While very tempting, computing and using V^T·V to solve the normal equation is likely not the way to go. Indeed, the precision is endangered by the condition number of that matrix, about the square of the condition number of the matrix V. Since Vandermonde matrices tend to be badly ill-conditioned, except for the matrices of the discrete Fourier transform, it can become hazardous... Finally, you may even keep using xGELSD() to avoid problems related to conditionning. If you switch to xGELSY(), consider estimating the error.

0
votes

Some benchmark according to @francis 's answer. I turned off check_finite to get the best performance.

import numpy as np
import pandas as pd
from sklearn.datasets import load_iris
from numpy.linalg import lstsq as np_lstsq
from scipy.linalg import lstsq as sp_lstsq
from scipy.linalg import solve

#custom OLS by LU factorization
def ord_lu(X, y):
    A = X.T @ X
    b = X.T @ y
    beta = solve(A, b, overwrite_a=True, overwrite_b=True,
                 check_finite=False)
    return beta

#load iris dataset for testing
data = load_iris()
iris_df = pd.DataFrame(data=data.data, columns= data.feature_names)
species = pd.get_dummies(data.target)
y = iris_df.pop('sepal length (cm)').to_numpy()
X = np.hstack([iris_df.to_numpy(), species.to_numpy()])

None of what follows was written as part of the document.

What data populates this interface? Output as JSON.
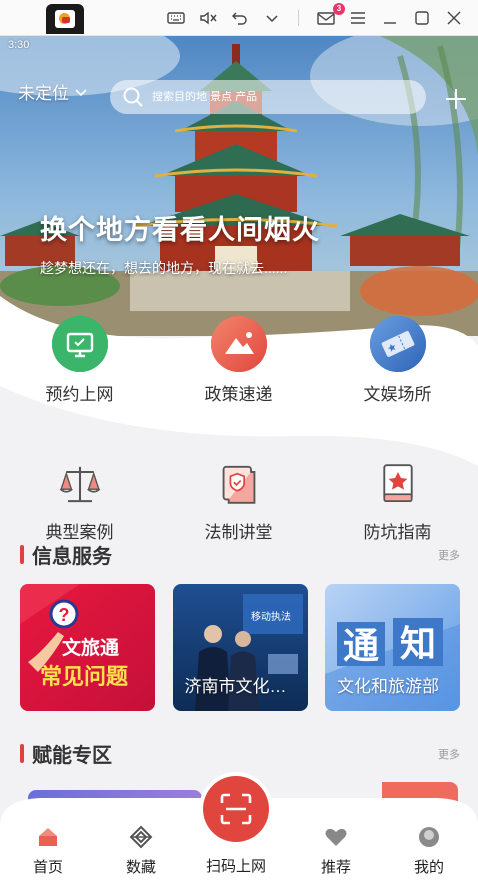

%timeit -n10000 -r10 result = np_lstsq(X, y)
#33.7 µs ± 1.19 µs per loop (mean ± std. dev. of 10 runs, 10000 loops each)

%timeit -n10000 -r10 result = sp_lstsq(X, y, lapack_driver='gelsd', check_finite=False)
#44.9 µs ± 1.05 µs per loop (mean ± std. dev. of 10 runs, 10000 loops each)

%timeit -n10000 -r10 result = sp_lstsq(X, y, lapack_driver='gelsy', check_finite=False)
#13.5 µs ± 661 ns per loop (mean ± std. dev. of 10 runs, 10000 loops each)

%timeit -n10000 -r10 result = sp_lstsq(X, y, lapack_driver='gelss', check_finite=False)
#43.5 µs ± 2.11 µs per loop (mean ± std. dev. of 10 runs, 10000 loops each)

%timeit -n10000 -r10 result = ord_lu(X, y)
#18 µs ± 360 ns per loop (mean ± std. dev. of 10 runs, 10000 loops each)

Based on the result, gelsy is the fastest least-squares algorithm. For unknown reason, in SciPy gelsd is even slower than gelss, which shouldn't be. But NumPy's lstsq (also using gelsd) behaves normal and is significantly faster than SciPy's gelss. The custom function using LU factorization is quite fast. But as @francis said, it's not safe.